En outre, les souris déficientes en choline ont obtenu de mauvais résultats lors d’un test de motricité, par rapport aux souris dont l’alimentation contenait suffisamment de choline. Ces effets négatifs étaient accentués chez les souris transgéniques. Si l’on transpose ces résultats à l’homme, cela signifie que les personnes prédisposées à la maladie d’Alzheimer ou en proie à la maladie doivent veiller à consommer suffisamment de choline.

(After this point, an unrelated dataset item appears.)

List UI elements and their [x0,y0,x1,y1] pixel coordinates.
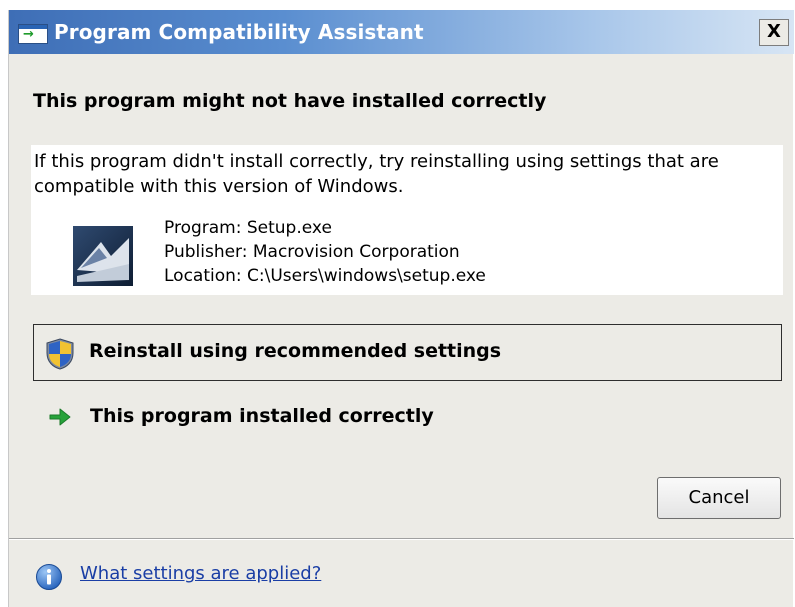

L’étude a également consisté en une exploration détaillée des protéines de l’hippocampe, une zone du cerveau très touchée par la maladie d’Alzheimer, ainsi que des protéines détectées dans le sang. La carence en choline alimentaire a modifié d’importants réseaux hippocampiques. Ces pathologies comprennent la perturbation des voies associées à la fonction des microtubules et à la régulation de la membrane postsynaptique — toutes deux essentielles au bon fonctionnement du cerveau. Dans le sang, les protéines produites dans le foie qui jouent un rôle dans la fonction métabolique étaient particulièrement déréglées avec le régime déficient en choline.
“Nos travaux confirment que la choline alimentaire doit être consommée quotidiennement, étant donné les besoins de l’ensemble de l’organisme”, déclare M. Velazquez.
En fin de compte, des essais cliniques contrôlés sur l’homme seront essentiels pour établir l’efficacité et les dosages appropriés de choline, avant d’encourager la supplémentation en choline à vie. Quoi qu’il en soit, ces nouvelles découvertes puissantes permettent d’espérer que la choline pourrait être l’un des outils de l’arsenal nécessaire pour défendre le cerveau contre la neurodégénérescence et le déclin cognitif lié à l’âge.